Survei Litbang Kompas 2026 dilaksanakan dari 1 April hingga 20 Juni 2026 menggunakan metode sampel acak berkala. Sebanyak 1.200 responden dipilih secara proporsional dari 38 provinsi di seluruh Indonesia — memastikan bahwa tidak ada satu daerah pun yang mendominasi hasil akhir.
Tingkat kepercayaan yang ditetapkan adalah 95 persen dengan margin of error 2,8 persen.
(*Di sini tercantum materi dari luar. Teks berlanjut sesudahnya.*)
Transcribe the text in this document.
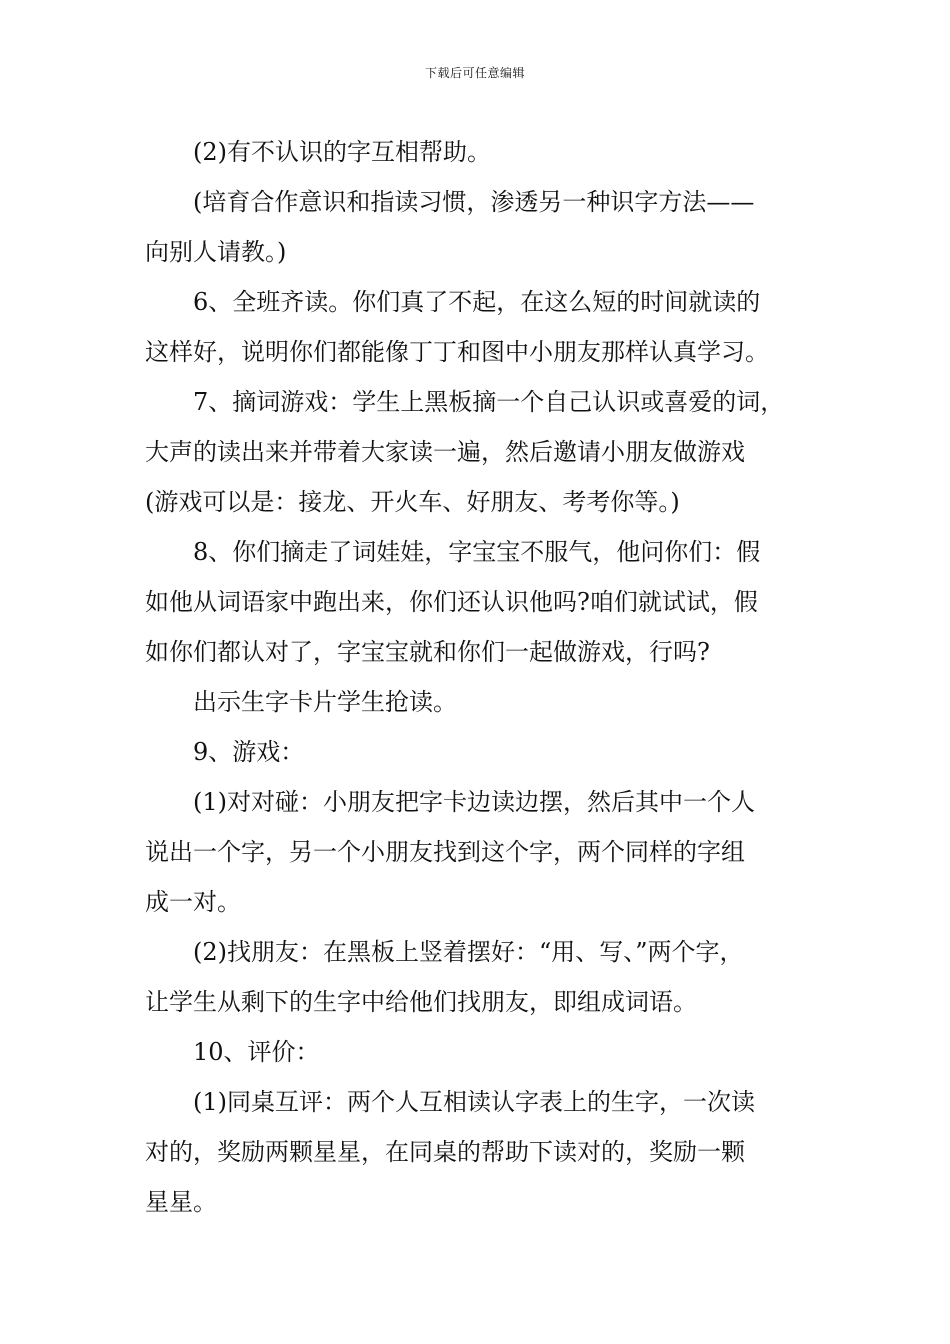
下载后可任意编辑
(2)有不认识的字互相帮助。
(培育合作意识和指读习惯，渗透另一种识字方法——
向别人请教。)
6、全班齐读。你们真了不起，在这么短的时间就读的
这样好，说明你们都能像丁丁和图中小朋友那样认真学习。
7、摘词游戏：学生上黑板摘一个自己认识或喜爱的词，
大声的读出来并带着大家读一遍，然后邀请小朋友做游戏
(游戏可以是：接龙、开火车、好朋友、考考你等。)
8、你们摘走了词娃娃，字宝宝不服气，他问你们：假
如他从词语家中跑出来，你们还认识他吗?咱们就试试，假
如你们都认对了，字宝宝就和你们一起做游戏，行吗?
出示生字卡片学生抢读。
9、游戏：
(1)对对碰：小朋友把字卡边读边摆，然后其中一个人
说出一个字，另一个小朋友找到这个字，两个同样的字组
成一对。
(2)找朋友：在黑板上竖着摆好：“用、写、”两个字，
让学生从剩下的生字中给他们找朋友，即组成词语。
10、评价：
(1)同桌互评：两个人互相读认字表上的生字，一次读
对的，奖励两颗星星，在同桌的帮助下读对的，奖励一颗
星星。
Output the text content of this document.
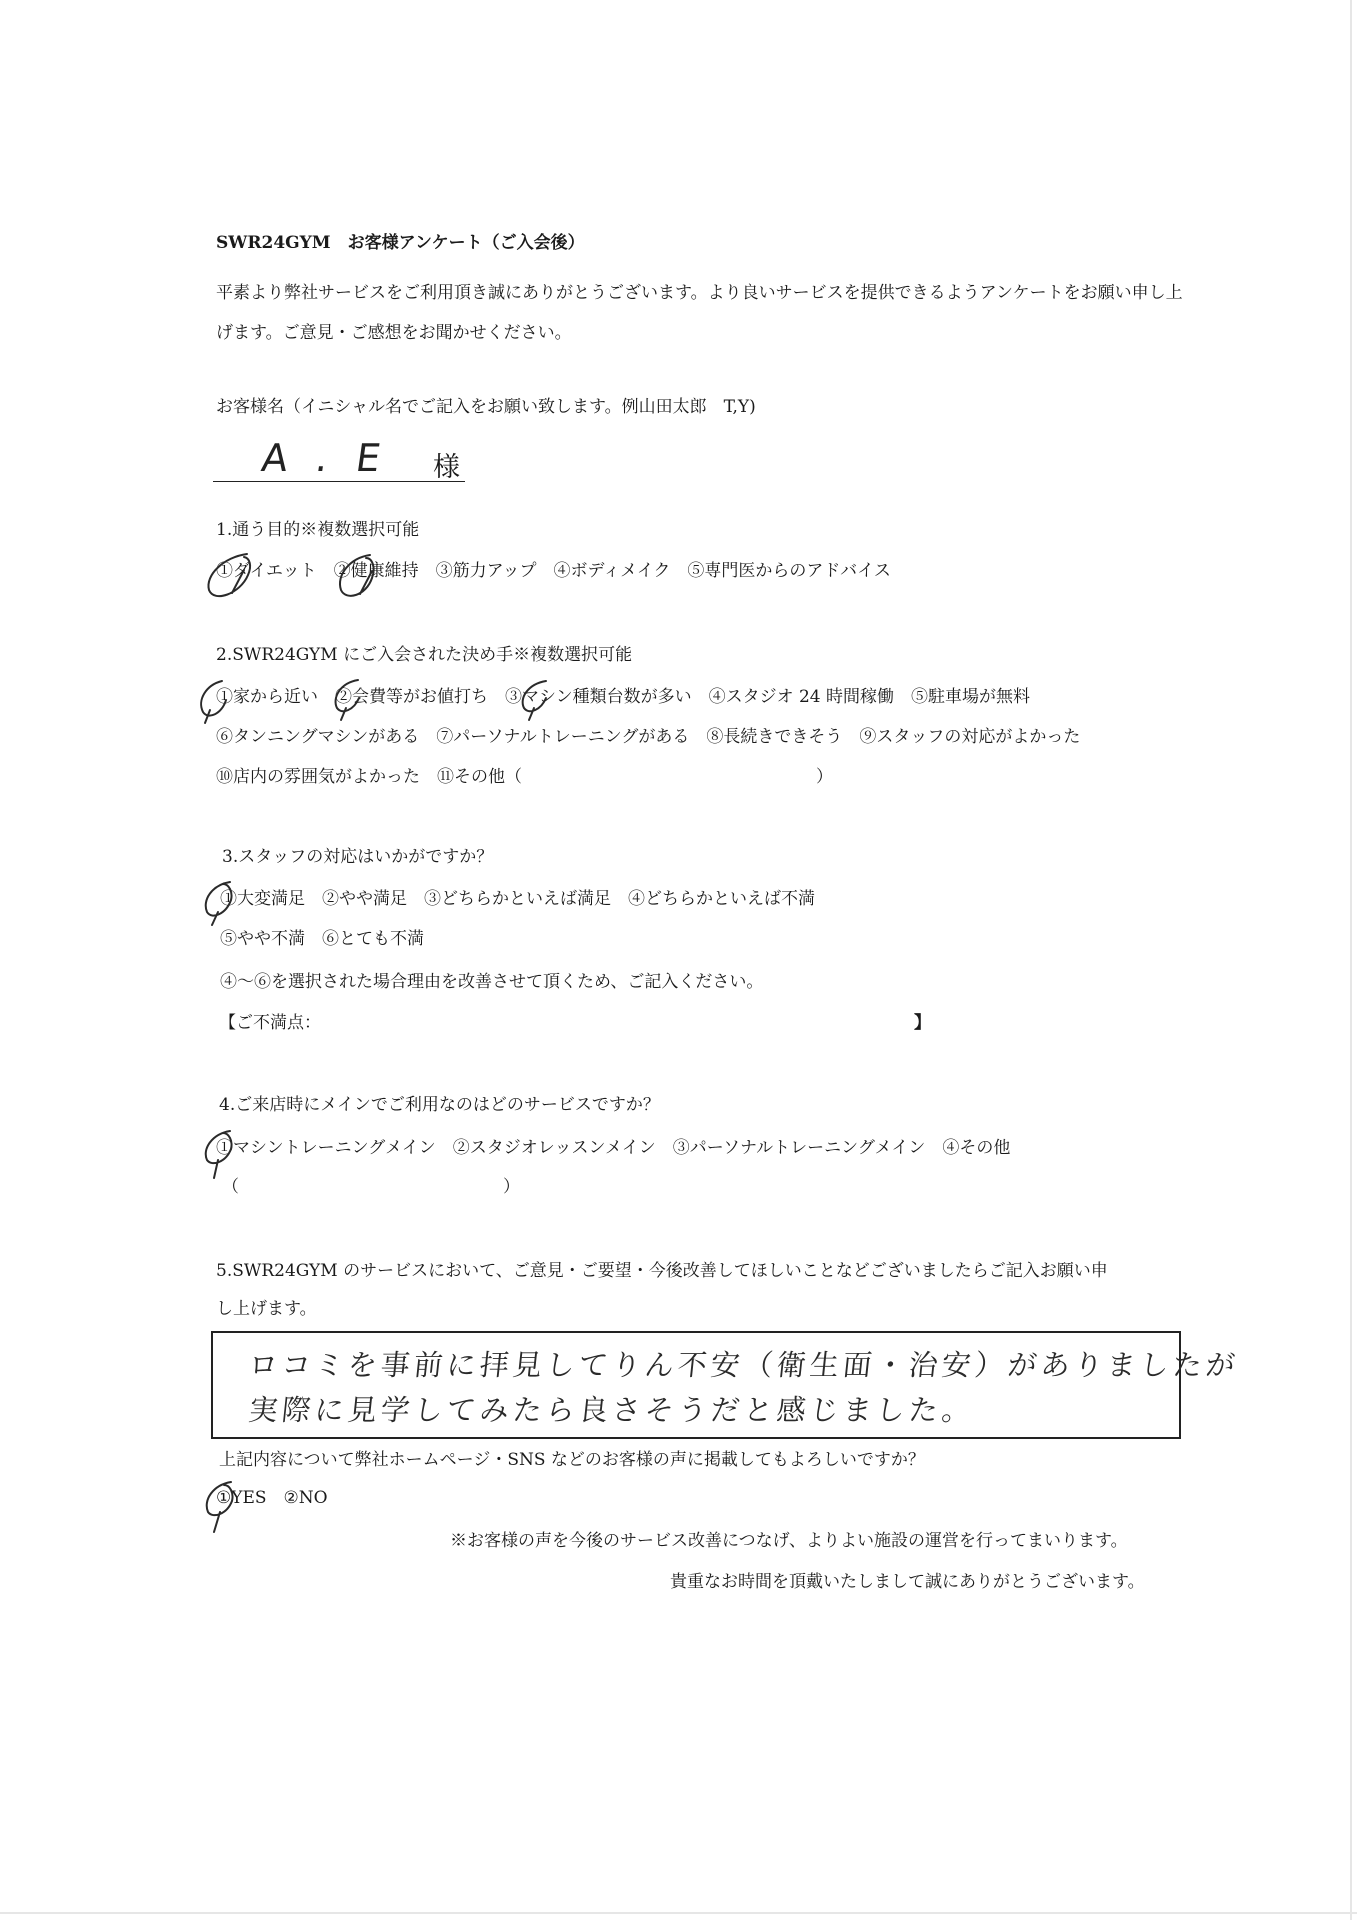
SWR24GYM　お客様アンケート（ご入会後）
平素より弊社サービスをご利用頂き誠にありがとうございます。より良いサービスを提供できるようアンケートをお願い申し上げます。ご意見・ご感想をお聞かせください。
お客様名（イニシャル名でご記入をお願い致します。例山田太郎　T,Y)
A . E 様
1.通う目的※複数選択可能
①ダイエット　②健康維持　③筋力アップ　④ボディメイク　⑤専門医からのアドバイス
2.SWR24GYM にご入会された決め手※複数選択可能
①家から近い　②会費等がお値打ち　③マシン種類台数が多い　④スタジオ 24 時間稼働　⑤駐車場が無料
⑥タンニングマシンがある　⑦パーソナルトレーニングがある　⑧長続きできそう　⑨スタッフの対応がよかった
⑩店内の雰囲気がよかった　⑪その他（	）
3.スタッフの対応はいかがですか？
①大変満足　②やや満足　③どちらかといえば満足　④どちらかといえば不満
⑤やや不満　⑥とても不満
④〜⑥を選択された場合理由を改善させて頂くため、ご記入ください。
【ご不満点：	】
4.ご来店時にメインでご利用なのはどのサービスですか？
①マシントレーニングメイン　②スタジオレッスンメイン　③パーソナルトレーニングメイン　④その他
（	）
5.SWR24GYM のサービスにおいて、ご意見・ご要望・今後改善してほしいことなどございましたらご記入お願い申
し上げます。
ロコミを事前に拝見してりん不安（衛生面・治安）がありましたが
実際に見学してみたら良さそうだと感じました。
上記内容について弊社ホームページ・SNS などのお客様の声に掲載してもよろしいですか？
①YES　②NO
※お客様の声を今後のサービス改善につなげ、よりよい施設の運営を行ってまいります。
貴重なお時間を頂戴いたしまして誠にありがとうございます。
Ini berarti hasil survei ini memiliki akurasi yang sangat tinggi dan dapat dijadikan dasar pengambilan kebijakan. Pertanyaan yang diajukan kepada responden mencakup tiga dimensi utama: kepercayaan, citra positif, dan kepuasan layanan.
“Saya berharap seluruh jajaran POLRI punya kesadaran menjaga konsistensi kenaikan trend persepsi publik ini di masa depan, terutama dari aspek kepuasan publik dan citra positif terhadap institusi. Semakin baik Kepolisian Republik Indonesia, semakin baik juga bagi bangsa dan negara,” ujar Hasan Nasbi, Penasehat Khusus Presiden Bidang Komunikasi, Sabtu (27/6/2026).
Ketika lembaga penelitian dengan reputasi Litbang Kompas mengeluarkan angka, itu bukan opini — itu data yang bisa diuji, direplikasi, dan dijadikan acuan.